A linha de eléctrico que liga Sintra à Praia das Maçãs deve ser a quintessência da experiência bucólica sobre carris. Viaja-se em peças de museu gloriosamente restauradas, que hoje circulam sobretudo pelo prazer de circular, ao ritmo do seu tempo de construção. Levam três quartos de hora a percorrer menos de 13 quilómetros de paisagem protegida entre a serra densamente florestada e o mar aberto, passando por quintas pitorescas e vilas tradicionais. O eléctrico é assim parte integrante, ou mesmo o epítome, da mística que consagrou Sintra como santuário do romantismo.
Os eléctricos podem ser os mesmos, a paisagem é que não. Apesar de protegida sob a figura do parque natural, tem sofrido muitas e radicais transfigurações desde que a ferrovia de bitola estreita nela se veio sinuosamente inscrever, nos inícios do século passado. A serra de Sintra é ainda uma das mais frondosas e bonitas de Portugal, mas está agora muito humanizada e mesmo terrivelmente degradada nalgumas áreas. Vendo as coisas em retrospectiva, é bem provável que o eclipse do manto vegetal de Sintra tenha começado justamente com o seu apogeu declarado, ou seja, a era romântica.
Essas e muitas outras leituras são avançadas ao longo de uma excursão fora de carreira do eléctrico de Sintra, este ano lançada no contexto do programa de Verão da rede Ciência Viva. É uma associação que faz todo o sentido, desde logo porque o Centro da Ciência Viva de Sintra funciona na antiga garagem dos eléctricos, contígua à respectiva oficina, que de futuro poderá ser museu e funcionar como seu complemento.

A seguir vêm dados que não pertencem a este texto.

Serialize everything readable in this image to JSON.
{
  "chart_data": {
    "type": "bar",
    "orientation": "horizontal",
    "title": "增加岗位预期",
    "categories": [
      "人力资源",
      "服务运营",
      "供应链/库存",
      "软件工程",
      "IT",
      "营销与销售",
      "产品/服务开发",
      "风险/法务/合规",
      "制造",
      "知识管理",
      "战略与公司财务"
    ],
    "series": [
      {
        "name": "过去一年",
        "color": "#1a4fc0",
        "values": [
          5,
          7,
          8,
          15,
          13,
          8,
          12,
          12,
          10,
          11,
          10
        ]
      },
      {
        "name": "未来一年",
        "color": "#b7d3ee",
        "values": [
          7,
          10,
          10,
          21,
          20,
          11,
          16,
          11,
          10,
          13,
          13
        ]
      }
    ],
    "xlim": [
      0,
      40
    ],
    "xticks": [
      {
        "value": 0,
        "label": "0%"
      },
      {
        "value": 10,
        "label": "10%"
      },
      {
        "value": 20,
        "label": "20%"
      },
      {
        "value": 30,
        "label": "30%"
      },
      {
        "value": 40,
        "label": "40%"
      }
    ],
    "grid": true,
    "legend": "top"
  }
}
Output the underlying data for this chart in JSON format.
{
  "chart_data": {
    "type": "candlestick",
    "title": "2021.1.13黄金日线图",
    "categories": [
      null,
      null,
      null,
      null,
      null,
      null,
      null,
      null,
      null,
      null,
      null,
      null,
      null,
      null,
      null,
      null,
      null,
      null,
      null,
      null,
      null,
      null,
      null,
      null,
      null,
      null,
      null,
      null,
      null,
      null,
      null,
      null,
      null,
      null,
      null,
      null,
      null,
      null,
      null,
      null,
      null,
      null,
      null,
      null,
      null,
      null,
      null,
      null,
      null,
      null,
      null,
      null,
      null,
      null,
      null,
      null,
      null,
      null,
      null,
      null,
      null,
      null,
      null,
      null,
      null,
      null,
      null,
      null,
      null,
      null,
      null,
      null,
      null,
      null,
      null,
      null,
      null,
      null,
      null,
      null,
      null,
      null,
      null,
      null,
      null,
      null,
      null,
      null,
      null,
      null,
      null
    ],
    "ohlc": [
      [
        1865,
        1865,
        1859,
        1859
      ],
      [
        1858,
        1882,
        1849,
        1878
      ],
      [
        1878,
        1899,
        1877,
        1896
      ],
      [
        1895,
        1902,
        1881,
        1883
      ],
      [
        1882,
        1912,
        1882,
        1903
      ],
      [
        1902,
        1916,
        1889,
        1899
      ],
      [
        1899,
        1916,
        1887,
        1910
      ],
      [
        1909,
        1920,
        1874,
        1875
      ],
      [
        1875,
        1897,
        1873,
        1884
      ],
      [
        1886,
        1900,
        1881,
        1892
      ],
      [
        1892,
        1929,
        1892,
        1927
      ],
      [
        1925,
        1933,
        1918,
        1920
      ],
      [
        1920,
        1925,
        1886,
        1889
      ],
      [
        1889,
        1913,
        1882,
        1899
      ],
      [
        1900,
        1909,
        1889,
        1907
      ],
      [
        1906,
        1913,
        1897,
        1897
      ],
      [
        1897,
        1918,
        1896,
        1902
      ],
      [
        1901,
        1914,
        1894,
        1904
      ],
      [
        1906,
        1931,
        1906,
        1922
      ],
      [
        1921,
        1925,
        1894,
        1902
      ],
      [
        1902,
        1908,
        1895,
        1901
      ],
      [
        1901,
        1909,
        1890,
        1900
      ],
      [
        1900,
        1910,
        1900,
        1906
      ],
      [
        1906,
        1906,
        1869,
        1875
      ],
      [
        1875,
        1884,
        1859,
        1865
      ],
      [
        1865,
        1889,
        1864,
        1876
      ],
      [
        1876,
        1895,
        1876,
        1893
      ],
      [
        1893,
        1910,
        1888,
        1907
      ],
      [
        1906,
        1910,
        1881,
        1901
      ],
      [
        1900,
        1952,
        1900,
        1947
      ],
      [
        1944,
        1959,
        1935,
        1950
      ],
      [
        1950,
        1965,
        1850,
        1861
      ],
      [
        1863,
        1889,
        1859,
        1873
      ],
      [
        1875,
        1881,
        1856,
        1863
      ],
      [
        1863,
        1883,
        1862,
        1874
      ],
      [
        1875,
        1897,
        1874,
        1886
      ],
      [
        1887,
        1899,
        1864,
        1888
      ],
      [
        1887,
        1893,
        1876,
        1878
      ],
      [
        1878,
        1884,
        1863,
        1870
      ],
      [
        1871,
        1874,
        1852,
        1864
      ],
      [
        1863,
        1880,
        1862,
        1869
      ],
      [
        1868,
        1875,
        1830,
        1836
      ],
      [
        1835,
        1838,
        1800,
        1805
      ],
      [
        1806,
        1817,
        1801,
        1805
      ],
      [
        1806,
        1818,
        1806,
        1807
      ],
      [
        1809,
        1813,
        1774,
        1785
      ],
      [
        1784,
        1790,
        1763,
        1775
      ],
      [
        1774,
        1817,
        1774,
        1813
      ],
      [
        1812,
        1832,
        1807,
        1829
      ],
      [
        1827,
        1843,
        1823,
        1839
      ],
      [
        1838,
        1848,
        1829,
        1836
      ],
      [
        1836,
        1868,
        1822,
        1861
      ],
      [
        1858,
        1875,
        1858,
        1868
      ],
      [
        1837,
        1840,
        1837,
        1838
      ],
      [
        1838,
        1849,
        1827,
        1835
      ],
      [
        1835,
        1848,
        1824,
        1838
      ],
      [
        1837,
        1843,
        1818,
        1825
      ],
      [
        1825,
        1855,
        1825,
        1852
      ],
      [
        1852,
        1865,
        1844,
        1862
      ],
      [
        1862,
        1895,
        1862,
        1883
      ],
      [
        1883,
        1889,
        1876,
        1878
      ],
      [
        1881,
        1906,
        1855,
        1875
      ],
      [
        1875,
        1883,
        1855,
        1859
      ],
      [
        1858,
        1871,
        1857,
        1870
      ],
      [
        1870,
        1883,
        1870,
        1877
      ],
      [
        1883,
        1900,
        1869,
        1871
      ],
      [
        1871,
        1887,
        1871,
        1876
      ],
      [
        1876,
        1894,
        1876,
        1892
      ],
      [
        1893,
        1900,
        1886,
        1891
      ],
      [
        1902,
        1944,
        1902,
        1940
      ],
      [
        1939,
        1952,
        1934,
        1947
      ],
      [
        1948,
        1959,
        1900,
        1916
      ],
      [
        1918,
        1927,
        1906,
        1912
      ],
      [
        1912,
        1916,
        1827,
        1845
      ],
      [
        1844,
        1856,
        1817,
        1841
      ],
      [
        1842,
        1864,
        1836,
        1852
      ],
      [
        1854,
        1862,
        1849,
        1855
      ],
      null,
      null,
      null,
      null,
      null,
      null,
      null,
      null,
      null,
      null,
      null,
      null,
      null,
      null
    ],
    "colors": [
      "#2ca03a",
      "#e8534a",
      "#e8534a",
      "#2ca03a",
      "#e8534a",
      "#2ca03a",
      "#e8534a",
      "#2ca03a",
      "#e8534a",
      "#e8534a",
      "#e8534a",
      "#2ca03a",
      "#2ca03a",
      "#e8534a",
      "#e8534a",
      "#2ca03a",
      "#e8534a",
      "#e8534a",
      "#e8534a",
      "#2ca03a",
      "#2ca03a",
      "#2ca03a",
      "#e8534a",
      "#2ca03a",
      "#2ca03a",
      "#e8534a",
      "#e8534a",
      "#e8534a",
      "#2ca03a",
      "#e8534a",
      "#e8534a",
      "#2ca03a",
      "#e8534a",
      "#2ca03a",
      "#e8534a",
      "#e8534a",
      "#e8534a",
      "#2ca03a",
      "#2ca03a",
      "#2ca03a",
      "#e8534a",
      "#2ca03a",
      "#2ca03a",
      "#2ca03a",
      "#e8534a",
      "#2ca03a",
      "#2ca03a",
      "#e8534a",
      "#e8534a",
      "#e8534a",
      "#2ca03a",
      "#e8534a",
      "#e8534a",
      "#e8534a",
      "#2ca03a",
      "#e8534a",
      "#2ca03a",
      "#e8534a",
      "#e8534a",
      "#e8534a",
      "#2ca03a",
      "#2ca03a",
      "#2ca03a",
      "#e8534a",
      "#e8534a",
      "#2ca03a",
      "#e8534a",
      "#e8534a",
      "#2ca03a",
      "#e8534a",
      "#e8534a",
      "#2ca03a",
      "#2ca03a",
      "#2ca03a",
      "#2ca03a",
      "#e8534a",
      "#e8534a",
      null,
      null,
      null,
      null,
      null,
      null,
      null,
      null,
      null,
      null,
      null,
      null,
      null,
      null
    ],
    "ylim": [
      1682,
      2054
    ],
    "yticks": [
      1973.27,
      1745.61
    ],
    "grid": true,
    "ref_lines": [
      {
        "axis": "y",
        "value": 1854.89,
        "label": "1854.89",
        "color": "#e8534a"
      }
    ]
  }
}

O eléctrico oferece os prazeres do costume, mas três biólogas promovidas a guias esmiúçam a paisagem, ensinando a olhar a serra de Sintra para além dos clichés turísticos. O programa chama-se Da Serra até ao mar e na estreia, a 29 de Julho passado, atingiu lotação esgotada, preenchendo os 30 lugares do eléctrico com uma plateia sobretudo composta por professores.
O carro sem janelas, de bancos corridos e rebatíveis em madeira, está parado na Ribeira, mesmo à porta do centro. Tem o número 7 e será conduzido por Valdemar Alves, responsável pela manutenção da frota sintrense. Mesmo antes do arranque, o nosso guarda-freio não hesita em falar de "património sobre carris" para introduzir um espólio constituído por 14 eléctricos comprados desde 1903 à companhia norte-americana J.G. Brill. São verdadeiras relíquias, em particular os três carros abertos, únicos hoje em circulação. Vem gente dos quatro cantos do mundo só para admirar as máquinas e saber como é andar numa delas.
A história da linha Sintra-Praia das Maçãs é uma declinação local da evolução dos transportes de lazer no século XX. Inaugurada em 1904, primeiro chamada Cintra ao Oceano e depois Sintra-Atlântico, atingiu o apogeu nos anos 30-40, quando chegou a Azenhas do Mar. Era a época em que meio mundo começava a gozar férias e ir a banhos, mas poucos ainda em veículo próprio. Depois, com a vulgarização do automóvel, o eléctrico foi perdendo terreno e a sua circulação no trajecto entre a serra e a praia veio mesmo a ser descontinuada em 1975.